Rhomboid-like proteases (ROMs) are considered as new candidate antigens for developing new-generation vaccines due to their important role involved in the invasion of apicomplexan protozoa. In prior works, we obtained a ROM2 sequence of Eimeria maxima (EmROM2). This study was conducted to evaluate the immunogenicity and protective efficacy of EmROM2 recombinant protein (rEmROM2) and EmROM2 DNA (pVAX1-EmROM2) against infection by Eimeria maxima ( E. maxima ). Firstly, Western blot assay was conducted to analyze the immunogenicity of rEmROM2. The result showed that rEmROM2 was recognized by chicken anti- E. maxima serum.
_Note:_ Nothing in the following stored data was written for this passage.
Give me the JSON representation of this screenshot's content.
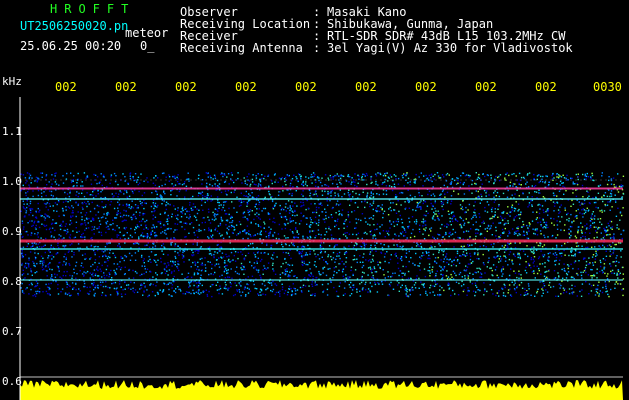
{
  "header": {
    "logo": "HROFFT",
    "filename": "UT2506250020.pn",
    "mode": "meteor",
    "date_time": "25.06.25 00:20",
    "counter": "0_",
    "fields": [
      {
        "label": "Observer",
        "value": "Masaki Kano"
      },
      {
        "label": "Receiving Location",
        "value": "Shibukawa, Gunma, Japan"
      },
      {
        "label": "Receiver",
        "value": "RTL-SDR SDR# 43dB L15 103.2MHz CW"
      },
      {
        "label": "Receiving Antenna",
        "value": "3el Yagi(V) Az 330 for Vladivostok"
      }
    ]
  },
  "axes": {
    "y_unit": "kHz",
    "y_ticks": [
      "1.1",
      "1.0",
      "0.9",
      "0.8",
      "0.7",
      "0.6"
    ],
    "x_ticks": [
      "002",
      "002",
      "002",
      "002",
      "002",
      "002",
      "002",
      "002",
      "002",
      "0030"
    ]
  },
  "colors": {
    "background": "#000000",
    "yellow": "#ffff00",
    "cyan": "#00ffff",
    "noise_low": "#0000c8",
    "noise_high": "#00c8ff",
    "signal_line": "#ff3060"
  }
}
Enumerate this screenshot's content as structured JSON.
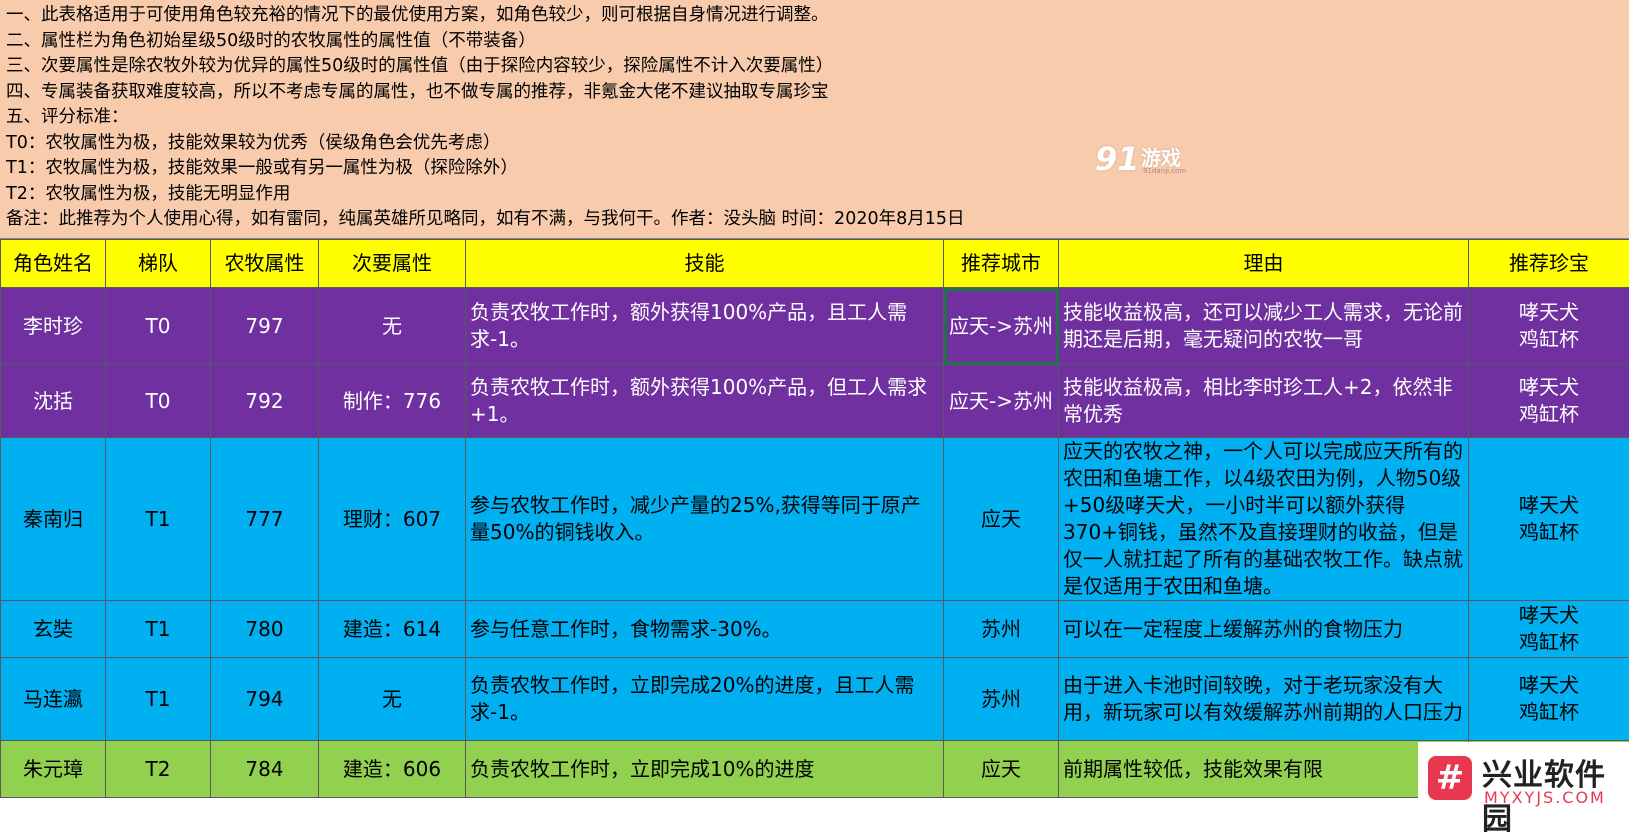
{
  "notes": [
    "一、此表格适用于可使用角色较充裕的情况下的最优使用方案，如角色较少，则可根据自身情况进行调整。",
    "二、属性栏为角色初始星级50级时的农牧属性的属性值（不带装备）",
    "三、次要属性是除农牧外较为优异的属性50级时的属性值（由于探险内容较少，探险属性不计入次要属性）",
    "四、专属装备获取难度较高，所以不考虑专属的属性，也不做专属的推荐，非氪金大佬不建议抽取专属珍宝",
    "五、评分标准：",
    "T0：农牧属性为极，技能效果较为优秀（侯级角色会优先考虑）",
    "T1：农牧属性为极，技能效果一般或有另一属性为极（探险除外）",
    "T2：农牧属性为极，技能无明显作用",
    "备注：此推荐为个人使用心得，如有雷同，纯属英雄所见略同，如有不满，与我何干。作者：没头脑 时间：2020年8月15日"
  ],
  "watermark_91": {
    "num": "91",
    "text": "游戏",
    "url": "91danji.com"
  },
  "headers": [
    "角色姓名",
    "梯队",
    "农牧属性",
    "次要属性",
    "技能",
    "推荐城市",
    "理由",
    "推荐珍宝"
  ],
  "rows": [
    {
      "name": "李时珍",
      "tier": "T0",
      "farm": "797",
      "secondary": "无",
      "skill": "负责农牧工作时，额外获得100%产品，且工人需求-1。",
      "city": "应天->苏州",
      "reason": "技能收益极高，还可以减少工人需求，无论前期还是后期，毫无疑问的农牧一哥",
      "treasure": "哮天犬\n鸡缸杯",
      "color": "#7030a0"
    },
    {
      "name": "沈括",
      "tier": "T0",
      "farm": "792",
      "secondary": "制作：776",
      "skill": "负责农牧工作时，额外获得100%产品，但工人需求+1。",
      "city": "应天->苏州",
      "reason": "技能收益极高，相比李时珍工人+2，依然非常优秀",
      "treasure": "哮天犬\n鸡缸杯",
      "color": "#7030a0"
    },
    {
      "name": "秦南归",
      "tier": "T1",
      "farm": "777",
      "secondary": "理财：607",
      "skill": "参与农牧工作时，减少产量的25%,获得等同于原产量50%的铜钱收入。",
      "city": "应天",
      "reason": "应天的农牧之神，一个人可以完成应天所有的农田和鱼塘工作，以4级农田为例，人物50级+50级哮天犬，一小时半可以额外获得370+铜钱，虽然不及直接理财的收益，但是仅一人就扛起了所有的基础农牧工作。缺点就是仅适用于农田和鱼塘。",
      "treasure": "哮天犬\n鸡缸杯",
      "color": "#00b0f0"
    },
    {
      "name": "玄奘",
      "tier": "T1",
      "farm": "780",
      "secondary": "建造：614",
      "skill": "参与任意工作时，食物需求-30%。",
      "city": "苏州",
      "reason": "可以在一定程度上缓解苏州的食物压力",
      "treasure": "哮天犬\n鸡缸杯",
      "color": "#00b0f0"
    },
    {
      "name": "马连瀛",
      "tier": "T1",
      "farm": "794",
      "secondary": "无",
      "skill": "负责农牧工作时，立即完成20%的进度，且工人需求-1。",
      "city": "苏州",
      "reason": "由于进入卡池时间较晚，对于老玩家没有大用，新玩家可以有效缓解苏州前期的人口压力",
      "treasure": "哮天犬\n鸡缸杯",
      "color": "#00b0f0"
    },
    {
      "name": "朱元璋",
      "tier": "T2",
      "farm": "784",
      "secondary": "建造：606",
      "skill": "负责农牧工作时，立即完成10%的进度",
      "city": "应天",
      "reason": "前期属性较低，技能效果有限",
      "treasure": "",
      "color": "#92d050"
    }
  ],
  "watermark_xy": {
    "logo": "#",
    "name": "兴业软件园",
    "domain": "MYXYJS.COM"
  }
}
Reverse transcription-polymerase chain reaction (RT-PCR) and Western blot assay revealed apparent transcription and expression of EmROM2 at the injection site. qRT-PCR (quantitative real-time PCR), flow cytometry and indirect ELISA indicated that vaccination with rEmROM2 or EmROM2 DNA significantly upregulated the transcription level of cytokines (IFN-γ, IL-2, IL-4, IL-10, IL-17, TGF-β and TNF SF15), the proportion of CD8 + and CD4 + T lymphocytes and serum IgG antibody response. Ultimately, a vaccination-challenge trial was performed to evaluate the protective efficacy of rEmROM2 and pVAX1-EmROM2 against E. maxima . The result revealed that vaccination with rEmROM2 or pVAX1-EmROM2 significantly alleviated enteric lesions, weight loss, and reduced oocyst output caused by challenge infection of E. maxima , and provided anticoccidial index (ACI) of more than 160, indicating partial protection against E. maxima . In summary, vaccination with rEmROM2 or pVAX1-EmROM2 activated notable humoral and cell-mediated immunity and provided partial protection against E. maxima . These results demonstrated that EmROM2 protein and DNA are promising vaccine candidates against E. maxima infection.